Sacerdote de Park Slope desaloja despensa de alimentos de una iglesia católica en dificultades
El cierre de la despensa de alimentos de San Agustín, administrada por voluntarios y que atiende a unas 400 familias cada mes, ha causado conmoción en la comunidad de Park Slope. Esta decisión, tomada por el padre Frank Tumino, recientemente nombrado en la parroquia, ha generado críticas y descontento entre los feligreses de toda la vida, quienes lo consideran un ejemplo más de cómo el nuevo liderazgo de la iglesia está desalojando a grupos comunitarios.
En una nota enviada a los voluntarios de la despensa el 20 de febrero, el padre Tumino comunicó que el último día de operaciones sería el 16 de marzo. Alegó que la decisión de cerrar la despensa se tomó después de una cuidadosa reflexión y que los voluntarios no habían cumplido con los requisitos de capacitación exigidos por la iglesia sobre la protección de los niños. Además, argumentó que la iglesia carecía de los recursos suficientes para mantener y supervisar adecuadamente la despensa.
Sin embargo, los voluntarios sostienen que cumplieron con los estrictos requisitos de capacitación de la iglesia y que los costos para la administración de la despensa son mínimos, ya que la iglesia solo paga la electricidad que utiliza. Tom Wargo, uno de los voluntarios, destacó que la operación de la despensa incluso pagó $5,000 a la iglesia el año pasado a pedido de Tumino.

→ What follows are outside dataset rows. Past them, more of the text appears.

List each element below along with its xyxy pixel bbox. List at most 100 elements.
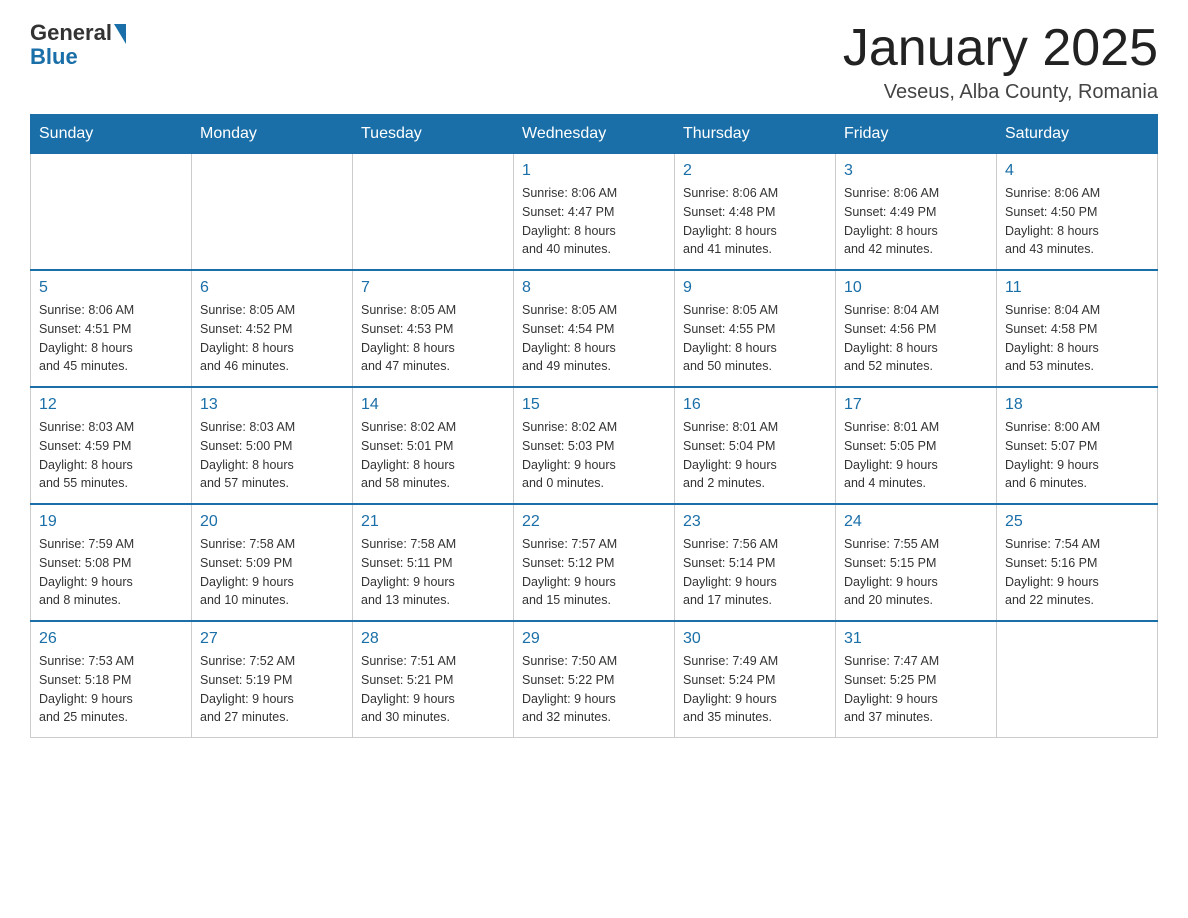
day-number: 2: [683, 162, 827, 180]
day-number: 21: [361, 513, 505, 531]
weekday-header-row: SundayMondayTuesdayWednesdayThursdayFrid…: [31, 115, 1158, 154]
calendar-day-cell: 27 Sunrise: 7:52 AM Sunset: 5:19 PM Dayli…: [192, 621, 353, 738]
calendar-day-cell: 19 Sunrise: 7:59 AM Sunset: 5:08 PM Dayli…: [31, 504, 192, 621]
calendar-day-cell: 26 Sunrise: 7:53 AM Sunset: 5:18 PM Dayli…: [31, 621, 192, 738]
weekday-header-saturday: Saturday: [997, 115, 1158, 154]
title-block: January 2025 Veseus, Alba County, Romani…: [843, 20, 1158, 104]
calendar-day-cell: 14Sunrise: 8:02 AM Sunset: 5:01 PM Dayli…: [353, 387, 514, 504]
calendar-day-cell: 2 Sunrise: 8:06 AM Sunset: 4:48 PM Daylig…: [675, 154, 836, 271]
day-number: 19: [39, 513, 183, 531]
day-number: 28: [361, 630, 505, 648]
day-info: Sunrise: 7:59 AM Sunset: 5:08 PM Dayligh…: [39, 535, 183, 610]
weekday-header-monday: Monday: [192, 115, 353, 154]
day-number: 8: [522, 279, 666, 297]
day-number: 1: [522, 162, 666, 180]
calendar-day-cell: 23 Sunrise: 7:56 AM Sunset: 5:14 PM Dayli…: [675, 504, 836, 621]
calendar-day-cell: 31 Sunrise: 7:47 AM Sunset: 5:25 PM Dayli…: [836, 621, 997, 738]
day-info: Sunrise: 8:05 AM Sunset: 4:53 PM Dayligh…: [361, 301, 505, 376]
weekday-header-friday: Friday: [836, 115, 997, 154]
calendar-day-cell: 21 Sunrise: 7:58 AM Sunset: 5:11 PM Dayli…: [353, 504, 514, 621]
logo-general-text: General: [30, 20, 112, 46]
day-number: 18: [1005, 396, 1149, 414]
day-number: 24: [844, 513, 988, 531]
calendar-day-cell: [353, 154, 514, 271]
day-number: 27: [200, 630, 344, 648]
day-info: Sunrise: 7:52 AM Sunset: 5:19 PM Dayligh…: [200, 652, 344, 727]
day-number: 16: [683, 396, 827, 414]
logo: General Blue: [30, 20, 126, 70]
calendar-day-cell: 22 Sunrise: 7:57 AM Sunset: 5:12 PM Dayli…: [514, 504, 675, 621]
day-info: Sunrise: 8:00 AM Sunset: 5:07 PM Dayligh…: [1005, 418, 1149, 493]
calendar-day-cell: 3Sunrise: 8:06 AM Sunset: 4:49 PM Daylig…: [836, 154, 997, 271]
day-info: Sunrise: 7:58 AM Sunset: 5:09 PM Dayligh…: [200, 535, 344, 610]
day-info: Sunrise: 8:01 AM Sunset: 5:04 PM Dayligh…: [683, 418, 827, 493]
day-info: Sunrise: 8:05 AM Sunset: 4:52 PM Dayligh…: [200, 301, 344, 376]
day-number: 6: [200, 279, 344, 297]
day-number: 11: [1005, 279, 1149, 297]
day-info: Sunrise: 8:03 AM Sunset: 4:59 PM Dayligh…: [39, 418, 183, 493]
calendar-week-row: 12Sunrise: 8:03 AM Sunset: 4:59 PM Dayli…: [31, 387, 1158, 504]
day-info: Sunrise: 7:47 AM Sunset: 5:25 PM Dayligh…: [844, 652, 988, 727]
calendar-table: SundayMondayTuesdayWednesdayThursdayFrid…: [30, 114, 1158, 738]
day-number: 13: [200, 396, 344, 414]
calendar-day-cell: 11 Sunrise: 8:04 AM Sunset: 4:58 PM Dayli…: [997, 270, 1158, 387]
day-info: Sunrise: 8:05 AM Sunset: 4:55 PM Dayligh…: [683, 301, 827, 376]
weekday-header-tuesday: Tuesday: [353, 115, 514, 154]
calendar-day-cell: 24 Sunrise: 7:55 AM Sunset: 5:15 PM Dayli…: [836, 504, 997, 621]
calendar-week-row: 26 Sunrise: 7:53 AM Sunset: 5:18 PM Dayli…: [31, 621, 1158, 738]
weekday-header-thursday: Thursday: [675, 115, 836, 154]
calendar-day-cell: 18 Sunrise: 8:00 AM Sunset: 5:07 PM Dayli…: [997, 387, 1158, 504]
calendar-day-cell: 6 Sunrise: 8:05 AM Sunset: 4:52 PM Daylig…: [192, 270, 353, 387]
calendar-day-cell: 20 Sunrise: 7:58 AM Sunset: 5:09 PM Dayli…: [192, 504, 353, 621]
day-info: Sunrise: 8:06 AM Sunset: 4:48 PM Dayligh…: [683, 184, 827, 259]
day-number: 9: [683, 279, 827, 297]
day-info: Sunrise: 7:53 AM Sunset: 5:18 PM Dayligh…: [39, 652, 183, 727]
day-info: Sunrise: 8:06 AM Sunset: 4:47 PM Dayligh…: [522, 184, 666, 259]
day-info: Sunrise: 8:02 AM Sunset: 5:01 PM Dayligh…: [361, 418, 505, 493]
day-info: Sunrise: 7:57 AM Sunset: 5:12 PM Dayligh…: [522, 535, 666, 610]
location-subtitle: Veseus, Alba County, Romania: [843, 81, 1158, 104]
day-info: Sunrise: 8:05 AM Sunset: 4:54 PM Dayligh…: [522, 301, 666, 376]
day-info: Sunrise: 8:06 AM Sunset: 4:51 PM Dayligh…: [39, 301, 183, 376]
day-number: 31: [844, 630, 988, 648]
day-number: 10: [844, 279, 988, 297]
calendar-week-row: 19 Sunrise: 7:59 AM Sunset: 5:08 PM Dayli…: [31, 504, 1158, 621]
day-info: Sunrise: 8:04 AM Sunset: 4:56 PM Dayligh…: [844, 301, 988, 376]
day-number: 22: [522, 513, 666, 531]
logo-blue-text: Blue: [30, 44, 78, 70]
calendar-day-cell: 9 Sunrise: 8:05 AM Sunset: 4:55 PM Daylig…: [675, 270, 836, 387]
month-title: January 2025: [843, 20, 1158, 77]
day-number: 7: [361, 279, 505, 297]
calendar-day-cell: 25Sunrise: 7:54 AM Sunset: 5:16 PM Dayli…: [997, 504, 1158, 621]
calendar-day-cell: 4Sunrise: 8:06 AM Sunset: 4:50 PM Daylig…: [997, 154, 1158, 271]
day-number: 20: [200, 513, 344, 531]
calendar-week-row: 5 Sunrise: 8:06 AM Sunset: 4:51 PM Daylig…: [31, 270, 1158, 387]
weekday-header-wednesday: Wednesday: [514, 115, 675, 154]
day-info: Sunrise: 8:03 AM Sunset: 5:00 PM Dayligh…: [200, 418, 344, 493]
day-info: Sunrise: 8:01 AM Sunset: 5:05 PM Dayligh…: [844, 418, 988, 493]
day-info: Sunrise: 7:51 AM Sunset: 5:21 PM Dayligh…: [361, 652, 505, 727]
day-number: 23: [683, 513, 827, 531]
day-info: Sunrise: 8:04 AM Sunset: 4:58 PM Dayligh…: [1005, 301, 1149, 376]
page-header: General Blue January 2025 Veseus, Alba C…: [30, 20, 1158, 104]
day-number: 5: [39, 279, 183, 297]
calendar-day-cell: 7 Sunrise: 8:05 AM Sunset: 4:53 PM Daylig…: [353, 270, 514, 387]
day-info: Sunrise: 7:56 AM Sunset: 5:14 PM Dayligh…: [683, 535, 827, 610]
day-info: Sunrise: 8:06 AM Sunset: 4:49 PM Dayligh…: [844, 184, 988, 259]
day-info: Sunrise: 7:50 AM Sunset: 5:22 PM Dayligh…: [522, 652, 666, 727]
day-number: 15: [522, 396, 666, 414]
day-info: Sunrise: 7:58 AM Sunset: 5:11 PM Dayligh…: [361, 535, 505, 610]
calendar-day-cell: [192, 154, 353, 271]
day-info: Sunrise: 8:02 AM Sunset: 5:03 PM Dayligh…: [522, 418, 666, 493]
day-number: 30: [683, 630, 827, 648]
calendar-day-cell: 8 Sunrise: 8:05 AM Sunset: 4:54 PM Daylig…: [514, 270, 675, 387]
calendar-day-cell: 29Sunrise: 7:50 AM Sunset: 5:22 PM Dayli…: [514, 621, 675, 738]
day-number: 17: [844, 396, 988, 414]
calendar-day-cell: 17 Sunrise: 8:01 AM Sunset: 5:05 PM Dayli…: [836, 387, 997, 504]
day-info: Sunrise: 7:55 AM Sunset: 5:15 PM Dayligh…: [844, 535, 988, 610]
day-number: 25: [1005, 513, 1149, 531]
calendar-day-cell: 12Sunrise: 8:03 AM Sunset: 4:59 PM Dayli…: [31, 387, 192, 504]
weekday-header-sunday: Sunday: [31, 115, 192, 154]
calendar-day-cell: 5 Sunrise: 8:06 AM Sunset: 4:51 PM Daylig…: [31, 270, 192, 387]
day-number: 26: [39, 630, 183, 648]
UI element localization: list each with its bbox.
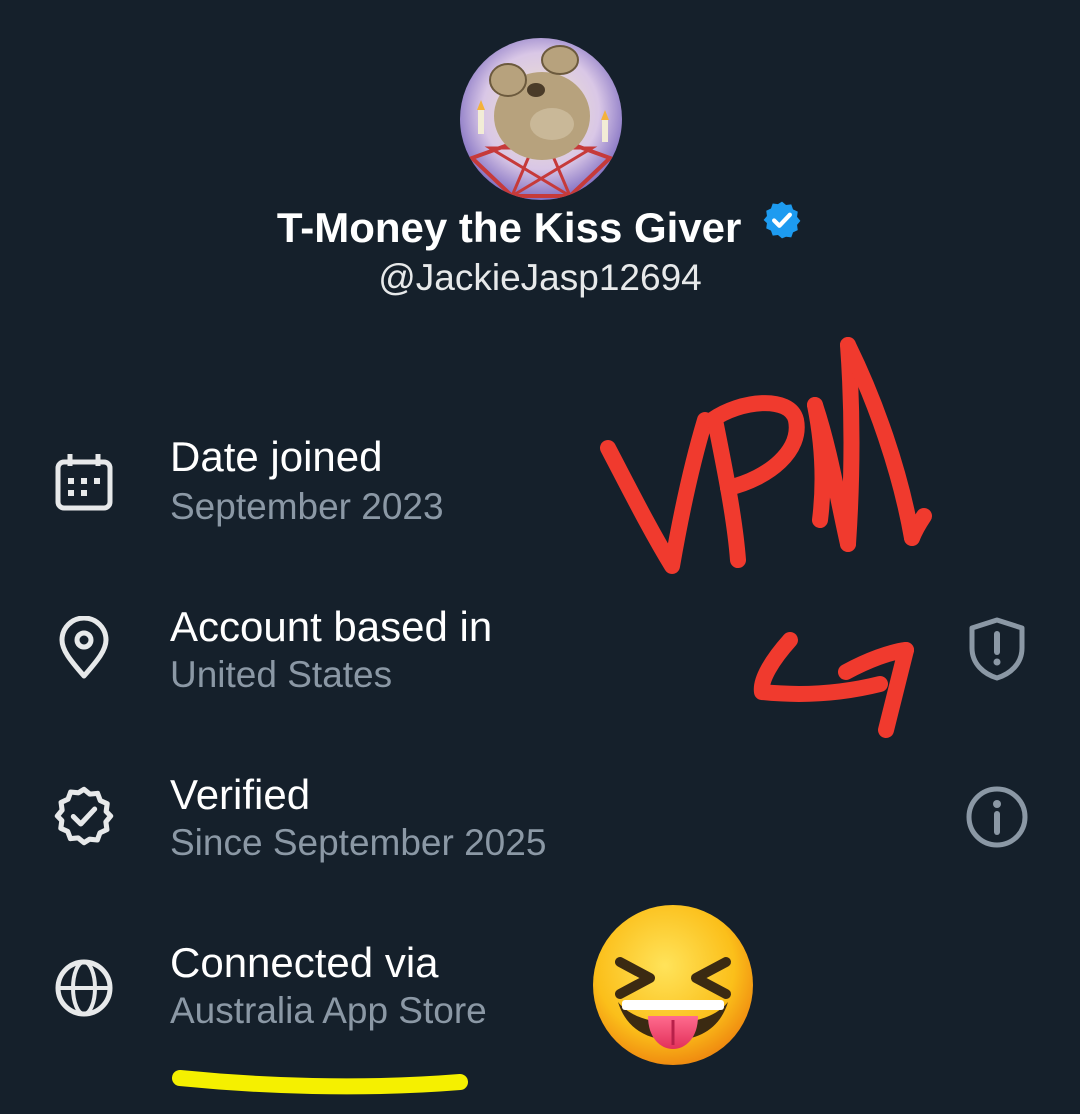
info-icon[interactable]	[962, 782, 1032, 852]
calendar-icon	[52, 450, 116, 514]
shield-alert-icon[interactable]	[962, 614, 1032, 684]
yellow-underline-annotation	[172, 1070, 468, 1095]
about-row-verified: Verified Since September 2025	[0, 768, 1080, 878]
about-row-date-joined: Date joined September 2023	[0, 430, 1080, 540]
profile-handle: @JackieJasp12694	[378, 257, 702, 298]
date-joined-value: September 2023	[170, 486, 444, 527]
account-based-in-value: United States	[170, 654, 393, 695]
verified-badge-icon[interactable]	[761, 199, 803, 255]
verified-badge-outline-icon	[52, 784, 116, 848]
account-based-in-label: Account based in	[170, 603, 493, 650]
connected-via-label: Connected via	[170, 939, 439, 986]
profile-name: T-Money the Kiss Giver	[0, 200, 1080, 256]
avatar[interactable]	[460, 38, 622, 200]
globe-icon	[52, 956, 116, 1020]
date-joined-label: Date joined	[170, 433, 383, 480]
about-row-account-based-in: Account based in United States	[0, 600, 1080, 710]
connected-via-value: Australia App Store	[170, 990, 487, 1031]
about-row-connected-via: Connected via Australia App Store	[0, 936, 1080, 1046]
display-name: T-Money the Kiss Giver	[276, 204, 742, 251]
verified-label: Verified	[170, 771, 311, 818]
location-pin-icon	[52, 615, 116, 680]
verified-value: Since September 2025	[170, 822, 547, 863]
avatar-image	[460, 38, 622, 200]
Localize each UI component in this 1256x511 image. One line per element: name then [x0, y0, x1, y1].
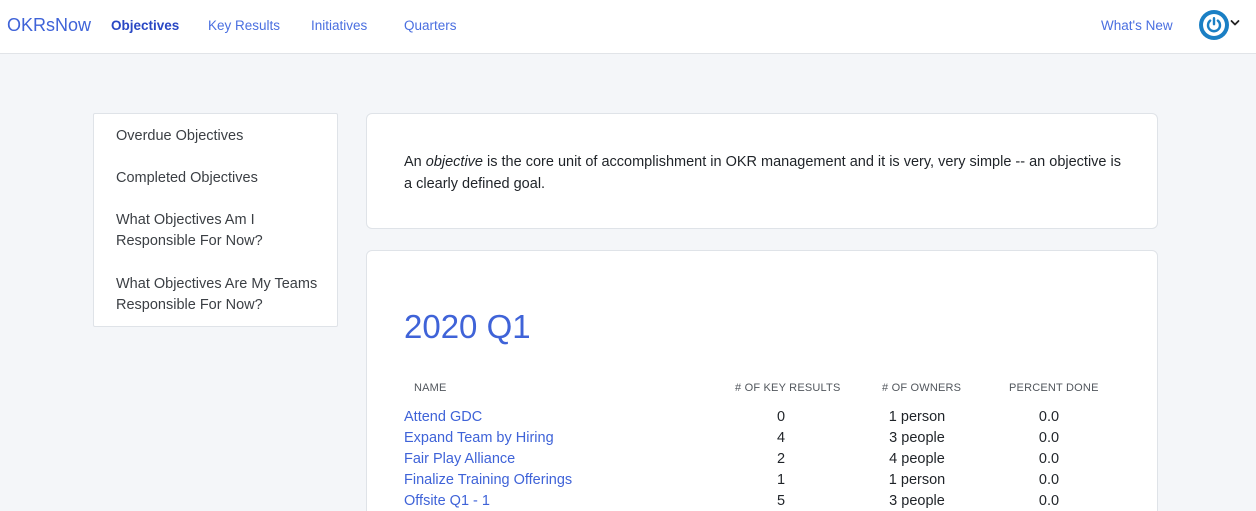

Este cierre se suma a una serie de decisiones controvertidas tomadas por el padre Tumino desde que asumió el cargo en 2021. Canceló eventos como la fiesta anual de Navidad para hijos de padres encarcelados, aumentó drásticamente el alquiler para grupos como Alcohólicos Anónimos y puso fin a cenas mensuales para personas con SIDA y sus familias. Muchos de estos programas eran ministerios dirigidos por voluntarios de la iglesia.
La comunidad ha expresado su perplejidad ante la insistencia del padre Tumino en eliminar programas que han sido fundamentales para la vida de la parroquia durante años. Sus acciones han generado especulaciones sobre sus motivaciones, incluso provocando bromas sobre la posibilidad de convertir la iglesia en un espacio para eventos o una discoteca.
A pesar de la difícil situación financiera de la iglesia, algunos feligreses sugieren que el cierre de la despensa es solo una señal de un problema más grande. Con la disminución de la membresía y los cambios demográficos en Park Slope, las iglesias católicas enfrentan desafíos cada vez mayores para mantenerse relevantes y financieramente viables.
El cierre de la despensa de alimentos ha dejado a muchos miembros de la comunidad desconsolados y preocupados por el futuro de la parroquia. Para algunos, esta decisión ha sido la gota que colmó el vaso, llevándolos a buscar otras comunidades religiosas donde puedan sentirse acogidos y apoyados.